What is a quality KPI?

June 06, 2016

What does an effective CSR KPI look like? Mary Ellen Smith explains that KPIs are meant to provide transparency in performance, whether good or bad.

 

Nowadays, companies’ key performance indicators (KPIs) are no longer merely for reporting financial performance. They are used to monitor everything from employee satisfaction and carbon emission reductions to diversity, to community impact. In our data-rich world, there are endless possibilities.

But what should an effective KPI look like? A plethora of information can be found in a quick internet search. However in searching for specifically CSR KPIs, it becomes more complicated. Sustainability reporting standards like SASB and GRI make great starting points for developing a portfolio of KPIs, but companies also need KPIs that match their unique circumstances and chosen sustainability journey.

A common starting point is to look at best-practice companies. For instance, Nike’s Sustainable Business Executive Summary sets out a wide variety of KPIs and targets, arranged around its three strategic aims. Nike tracks Code of Conduct violations in contract factories, with the goal of eliminating excessive overtime and sourcing 100% of products from factories meeting Nike’s sustainability standards. The KPI is clearly relevant to a material issue for Nike. Results are displayed in table form, providing a clear format for the reader.

The temptation for many companies is to try to set a KPI for every issue imaginable – or at least those that are easy to measure. But when it comes to effective KPIs, the answer is quality over quantity.
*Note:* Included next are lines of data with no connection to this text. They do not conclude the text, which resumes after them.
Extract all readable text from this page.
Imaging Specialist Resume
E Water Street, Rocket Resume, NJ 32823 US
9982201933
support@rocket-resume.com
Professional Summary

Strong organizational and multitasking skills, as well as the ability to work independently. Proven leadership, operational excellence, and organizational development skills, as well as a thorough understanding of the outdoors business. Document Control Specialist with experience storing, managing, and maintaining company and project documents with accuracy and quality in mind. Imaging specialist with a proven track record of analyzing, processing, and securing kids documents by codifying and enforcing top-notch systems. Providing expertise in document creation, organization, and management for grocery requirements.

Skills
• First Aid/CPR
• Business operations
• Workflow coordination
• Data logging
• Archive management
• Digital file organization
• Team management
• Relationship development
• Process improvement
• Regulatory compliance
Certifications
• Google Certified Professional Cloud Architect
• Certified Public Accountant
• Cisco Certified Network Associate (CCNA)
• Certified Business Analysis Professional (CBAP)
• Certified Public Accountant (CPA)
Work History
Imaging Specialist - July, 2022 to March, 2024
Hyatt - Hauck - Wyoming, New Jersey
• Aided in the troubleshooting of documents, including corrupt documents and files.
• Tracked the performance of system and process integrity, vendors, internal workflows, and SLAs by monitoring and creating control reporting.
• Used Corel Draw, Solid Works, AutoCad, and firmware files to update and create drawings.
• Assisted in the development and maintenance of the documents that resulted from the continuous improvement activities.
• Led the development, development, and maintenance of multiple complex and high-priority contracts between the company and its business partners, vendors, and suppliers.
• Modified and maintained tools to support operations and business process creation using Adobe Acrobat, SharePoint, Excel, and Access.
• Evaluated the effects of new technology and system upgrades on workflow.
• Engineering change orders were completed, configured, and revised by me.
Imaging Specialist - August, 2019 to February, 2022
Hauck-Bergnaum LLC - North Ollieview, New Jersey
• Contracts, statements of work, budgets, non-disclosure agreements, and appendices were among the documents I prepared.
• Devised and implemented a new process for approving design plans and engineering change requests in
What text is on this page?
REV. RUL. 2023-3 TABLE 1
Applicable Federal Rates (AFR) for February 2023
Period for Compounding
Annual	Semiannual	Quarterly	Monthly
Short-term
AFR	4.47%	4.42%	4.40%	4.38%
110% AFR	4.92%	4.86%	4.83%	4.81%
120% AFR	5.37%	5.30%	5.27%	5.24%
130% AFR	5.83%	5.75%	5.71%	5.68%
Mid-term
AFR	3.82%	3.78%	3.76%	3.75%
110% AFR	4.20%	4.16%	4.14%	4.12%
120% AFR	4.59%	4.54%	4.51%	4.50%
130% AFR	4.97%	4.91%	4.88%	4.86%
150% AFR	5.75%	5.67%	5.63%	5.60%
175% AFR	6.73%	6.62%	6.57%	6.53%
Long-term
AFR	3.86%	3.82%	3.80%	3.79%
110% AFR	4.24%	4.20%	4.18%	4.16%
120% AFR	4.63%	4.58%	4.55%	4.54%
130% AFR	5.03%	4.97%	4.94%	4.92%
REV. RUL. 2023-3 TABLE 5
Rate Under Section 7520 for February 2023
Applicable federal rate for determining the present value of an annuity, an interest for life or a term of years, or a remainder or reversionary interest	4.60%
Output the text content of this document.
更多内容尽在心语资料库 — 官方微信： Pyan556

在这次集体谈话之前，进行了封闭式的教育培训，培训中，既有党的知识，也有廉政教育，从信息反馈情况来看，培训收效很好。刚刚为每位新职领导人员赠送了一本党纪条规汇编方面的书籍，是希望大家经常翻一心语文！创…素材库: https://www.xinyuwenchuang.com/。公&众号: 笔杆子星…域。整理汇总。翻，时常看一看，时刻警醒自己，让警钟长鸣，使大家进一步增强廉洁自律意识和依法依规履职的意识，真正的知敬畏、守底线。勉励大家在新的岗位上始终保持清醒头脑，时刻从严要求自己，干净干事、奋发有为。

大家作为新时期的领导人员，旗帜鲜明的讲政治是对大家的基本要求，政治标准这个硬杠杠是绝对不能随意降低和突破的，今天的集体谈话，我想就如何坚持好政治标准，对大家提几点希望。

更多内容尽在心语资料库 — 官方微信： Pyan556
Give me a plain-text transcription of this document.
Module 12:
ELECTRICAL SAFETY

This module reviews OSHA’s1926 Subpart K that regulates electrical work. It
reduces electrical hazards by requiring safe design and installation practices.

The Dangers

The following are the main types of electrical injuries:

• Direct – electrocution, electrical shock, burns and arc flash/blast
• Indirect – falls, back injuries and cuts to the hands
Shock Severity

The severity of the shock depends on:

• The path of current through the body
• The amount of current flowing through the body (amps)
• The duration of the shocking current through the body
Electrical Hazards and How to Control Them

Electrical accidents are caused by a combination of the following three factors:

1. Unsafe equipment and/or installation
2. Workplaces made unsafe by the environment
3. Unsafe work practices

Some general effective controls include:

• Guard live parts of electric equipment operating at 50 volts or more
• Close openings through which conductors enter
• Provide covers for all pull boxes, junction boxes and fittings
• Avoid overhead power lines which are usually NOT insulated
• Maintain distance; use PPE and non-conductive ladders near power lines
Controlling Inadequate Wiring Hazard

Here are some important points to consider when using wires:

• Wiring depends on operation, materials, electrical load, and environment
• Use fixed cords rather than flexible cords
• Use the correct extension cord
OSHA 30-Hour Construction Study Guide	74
What sets quality KPIs apart from your run-of-the-mill KPI is that a quality KPI:

  • Aligns with your company’s material issues: using KPIs to improve in the areas most material to your business and stakeholders also aligns your KPIs to your company strategy.
  • Matches a clear goal or target: if you don’t have a goal, what are you measuring progress toward?
  • Is transparent: can my stakeholder glance at this metric and understand what our general goal is?
  • Is sector specific: does this KPI address the nuances of my company’s industry or sector? Does it allow performance to be compared with peers and competitors?
  • Organization-wide: KPIs should touch on every level of the organization and be pertinent to stakeholders.
  • Has context: what was the performance year-to -year? How is the KPI managed and measured? What is our approach to making improvements?

Ultimately, KPIs are meant to provide transparency in performance, whether good or bad. It is normal for KPIs in CSR to have a fluctuating story of performance, as it can be seen as an indication of a company taking on a challenge and committing itself to action. As Corporate Citizenship’s recent paper, Sustainability Strategy: Simplified, notes, if a target is achieved too easily, stakeholders may view the company as lacking in ambition: “Success without effort is a hollow victory.”

KPIs traditionally help a company’s Board to measure performance on a given issue. But quality KPIs will also help companies advance in a wider scope of CSR efforts, delivering benefits for a wide range of stakeholders and synergistically boosting business value.

 

Mary Ellen Smith is a Senior Researcher at Corporate Citizenship.